# Islamic view of Jihad vs Biblical view of self defense.



## Jonathan95 (Oct 11, 2019)

I have talked a good amount with my boss and his friends who are muslim. They purport the idea of jihad to be the same as resistance in terms of self defense. Also how, in doing so, they cant go "beyond the limts". Whatever that means.

So i was reading up a bit on Islamic history and the Qur'an and I came across a few verses talking about the first time they are told to "bear arms" in defense against the polytheistic cities surrounding yathrib/medina.

Muhammad has a bone to pick with the peoples surrounding him and his followers because they reject the one true god. After much ridicule and persecution from those living in Mecca it's to be expected that at one point or another the opportunity to defend themselves would be inevitable.

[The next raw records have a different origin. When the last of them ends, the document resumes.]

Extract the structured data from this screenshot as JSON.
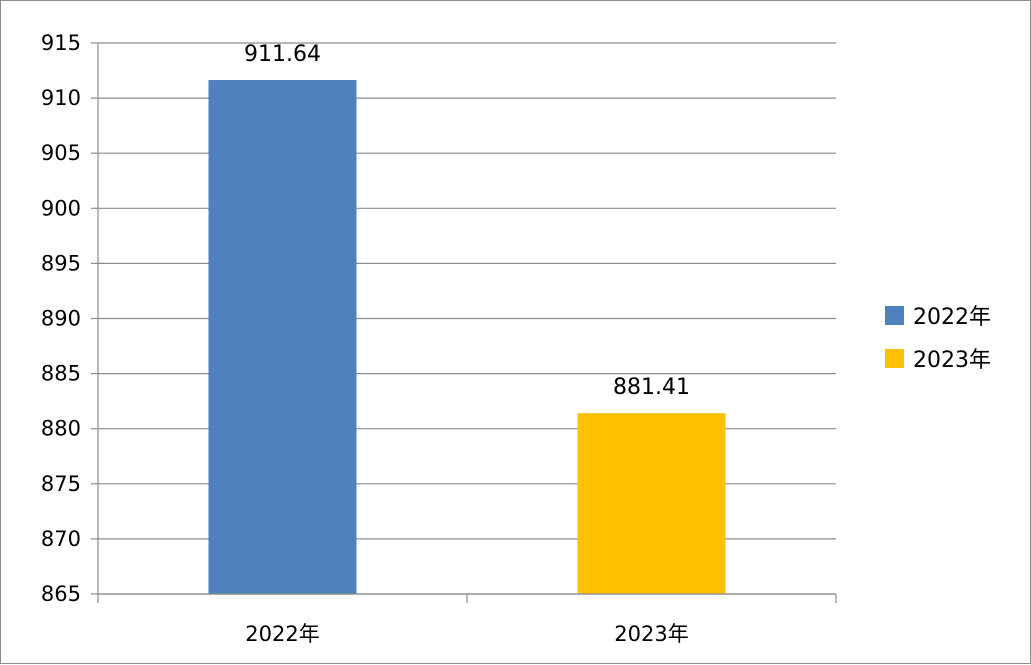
{
  "chart_data": {
    "type": "bar",
    "categories": [
      "2022年",
      "2023年"
    ],
    "series": [
      {
        "name": "2022年",
        "category": "2022年",
        "value": 911.64,
        "color": "#4F81BD"
      },
      {
        "name": "2023年",
        "category": "2023年",
        "value": 881.41,
        "color": "#FFC000"
      }
    ],
    "ylim": [
      865,
      915
    ],
    "yticks": [
      865,
      870,
      875,
      880,
      885,
      890,
      895,
      900,
      905,
      910,
      915
    ],
    "data_labels": [
      "911.64",
      "881.41"
    ],
    "grid": true,
    "legend": "right",
    "gridline_color": "#8C8C8C",
    "axis_color": "#8C8C8C"
  }
}
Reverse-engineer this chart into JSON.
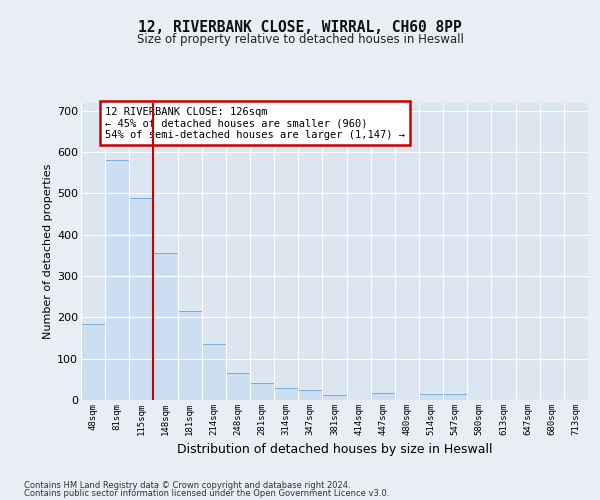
{
  "title1": "12, RIVERBANK CLOSE, WIRRAL, CH60 8PP",
  "title2": "Size of property relative to detached houses in Heswall",
  "xlabel": "Distribution of detached houses by size in Heswall",
  "ylabel": "Number of detached properties",
  "categories": [
    "48sqm",
    "81sqm",
    "115sqm",
    "148sqm",
    "181sqm",
    "214sqm",
    "248sqm",
    "281sqm",
    "314sqm",
    "347sqm",
    "381sqm",
    "414sqm",
    "447sqm",
    "480sqm",
    "514sqm",
    "547sqm",
    "580sqm",
    "613sqm",
    "647sqm",
    "680sqm",
    "713sqm"
  ],
  "values": [
    185,
    580,
    490,
    355,
    215,
    135,
    65,
    40,
    28,
    23,
    12,
    0,
    18,
    0,
    14,
    14,
    0,
    0,
    0,
    0,
    0
  ],
  "bar_color": "#ccdff2",
  "bar_edge_color": "#7aaed4",
  "annotation_text": "12 RIVERBANK CLOSE: 126sqm\n← 45% of detached houses are smaller (960)\n54% of semi-detached houses are larger (1,147) →",
  "annotation_box_color": "#ffffff",
  "annotation_box_edge_color": "#cc0000",
  "footer1": "Contains HM Land Registry data © Crown copyright and database right 2024.",
  "footer2": "Contains public sector information licensed under the Open Government Licence v3.0.",
  "ylim": [
    0,
    720
  ],
  "yticks": [
    0,
    100,
    200,
    300,
    400,
    500,
    600,
    700
  ],
  "fig_bg": "#e8eef4",
  "plot_bg": "#dce6f0"
}
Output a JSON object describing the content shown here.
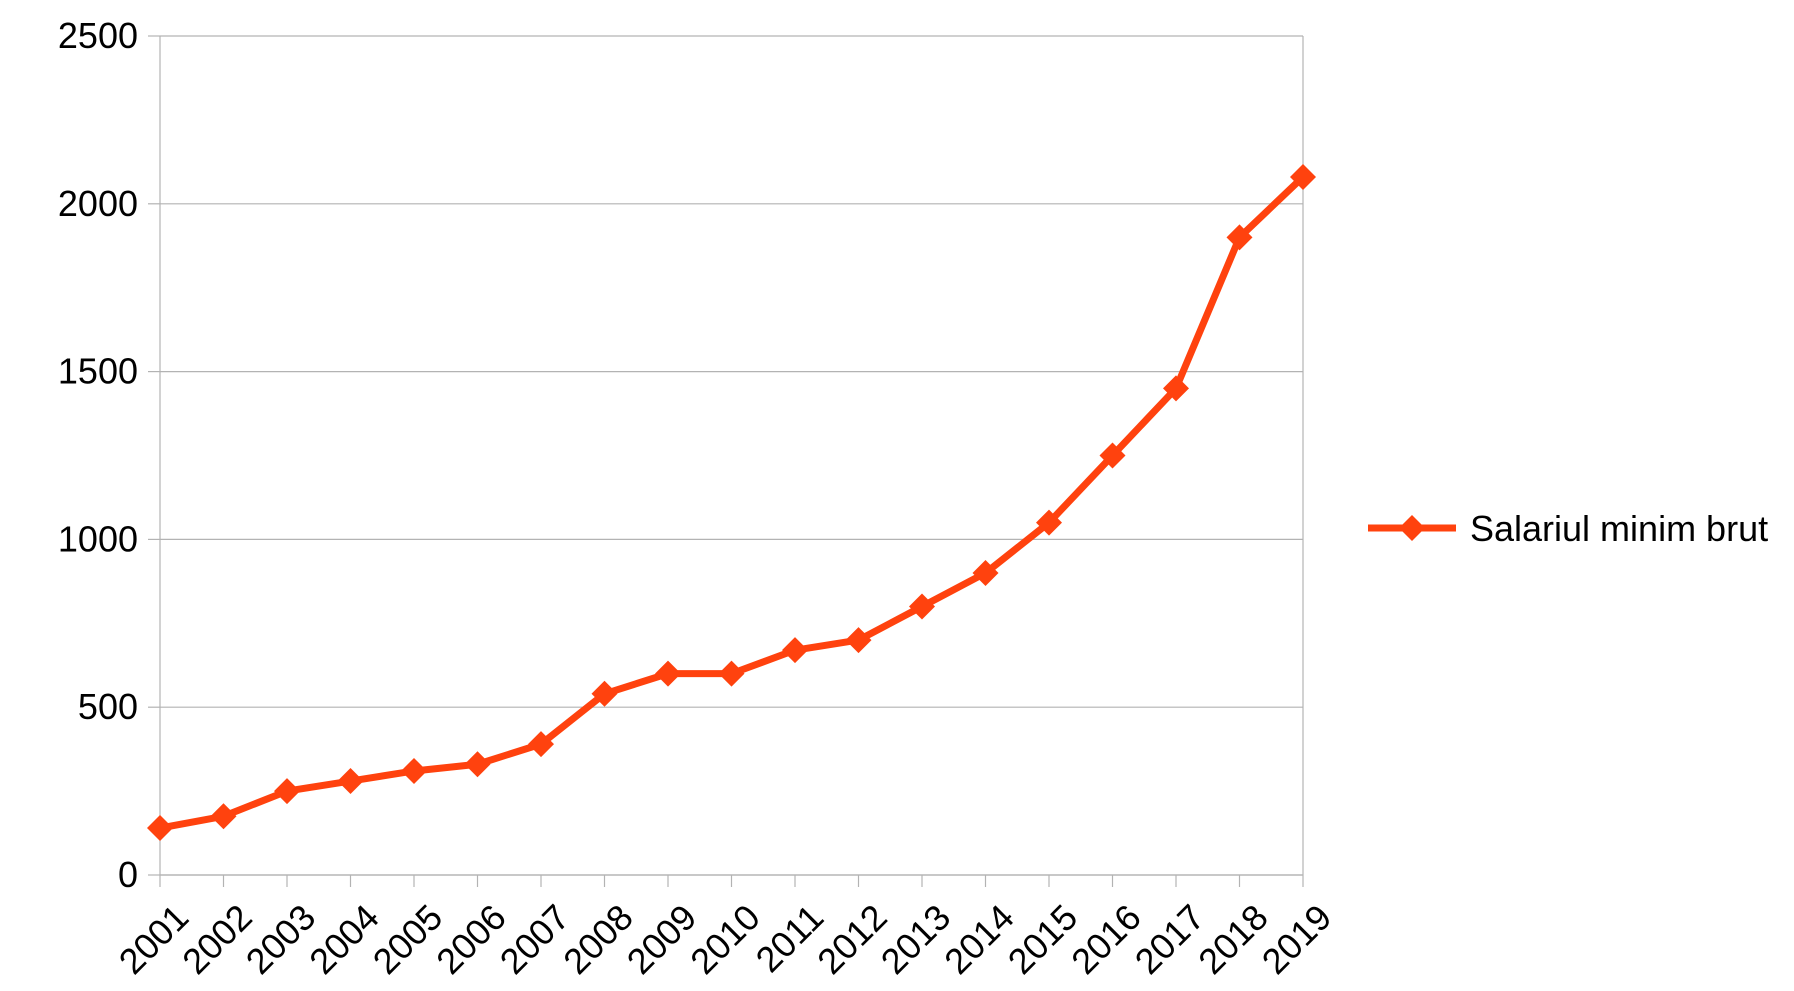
{
  "chart_data": {
    "type": "line",
    "title": "",
    "xlabel": "",
    "ylabel": "",
    "categories": [
      "2001",
      "2002",
      "2003",
      "2004",
      "2005",
      "2006",
      "2007",
      "2008",
      "2009",
      "2010",
      "2011",
      "2012",
      "2013",
      "2014",
      "2015",
      "2016",
      "2017",
      "2018",
      "2019"
    ],
    "series": [
      {
        "name": "Salariul minim brut",
        "color": "#ff420e",
        "marker": "diamond",
        "values": [
          140,
          175,
          250,
          280,
          310,
          330,
          390,
          540,
          600,
          600,
          670,
          700,
          800,
          900,
          1050,
          1250,
          1450,
          1900,
          2080
        ]
      }
    ],
    "ylim": [
      0,
      2500
    ],
    "yticks": [
      0,
      500,
      1000,
      1500,
      2000,
      2500
    ],
    "grid": "horizontal",
    "gridColor": "#b3b3b3",
    "legend": "right"
  }
}
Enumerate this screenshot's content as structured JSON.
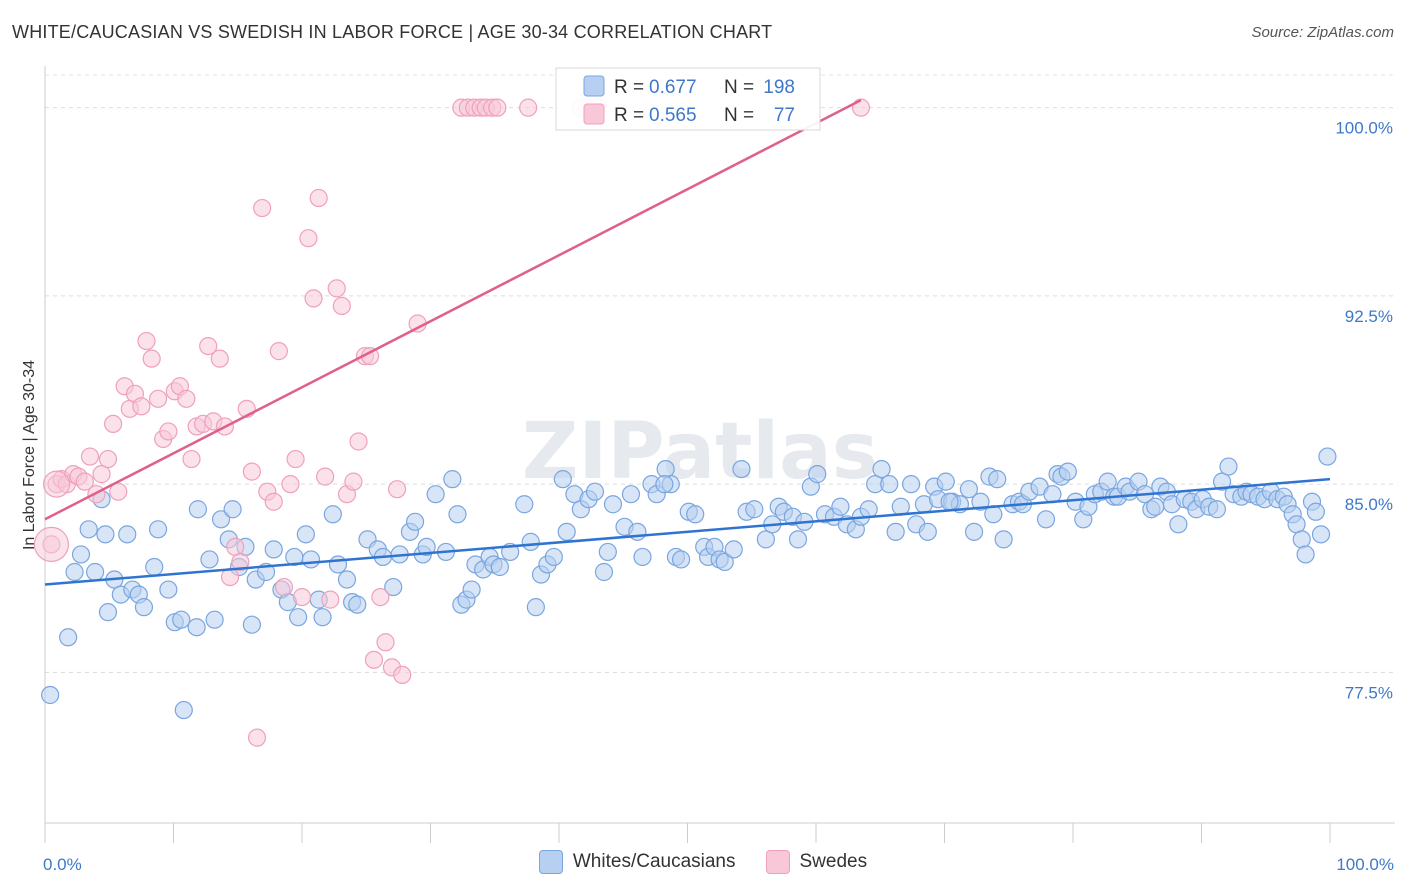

Here's my question. For a group of Christians living in an area where they will be heavily persecuted, what exactly does "self defense" mean? If that group is pushed around or attacked, is it completely biblical to fight back with the same force used against you? Or do you just keep running? Seems like the disciples just kinda left whenever things escalated to a violent point. If they had the numbers, maybe they would have fought back? I don't know.

Living in the USA, persecution just looks different. I get taunted sure but no one is going to beat me down for sharing my faith. Most people would be annoyed at my gospel sharing and probably try to steer clear of me.

I cant even imagine sharing the gospel and being threatened or attacked. And if me and other believers WERE attacked, would be be okay to defend ourselves by attacking back?

I guess from what im reading about, I can't tell if the battles that Muhammad got himself into were wrong in and of themsleves or not. They weren't really commands from the Lord so they arent justified in any way, i know that.

Still, I cant imagine a battle taking place between the Apostles and the Ephesians during the riot in Acts for example. But if there HAD been some type of violent skirmish would it fall under biblical self defense, thus making it okay?

Would appreciate some help thinking through this, thanks.


----------



## RamistThomist (Oct 13, 2019)

Surah 9 verse 5 isn't about self-defense.


----------



## Pergamum (Oct 13, 2019)

Self-defense: I have my house, you have yours. Don't break into my house or I will shoot you.

Islam: There are only Two Houses in this whole world; the House of Islam, and the House of war.

(The outside world, which has not yet been subjugated, is called the "House of War")


----------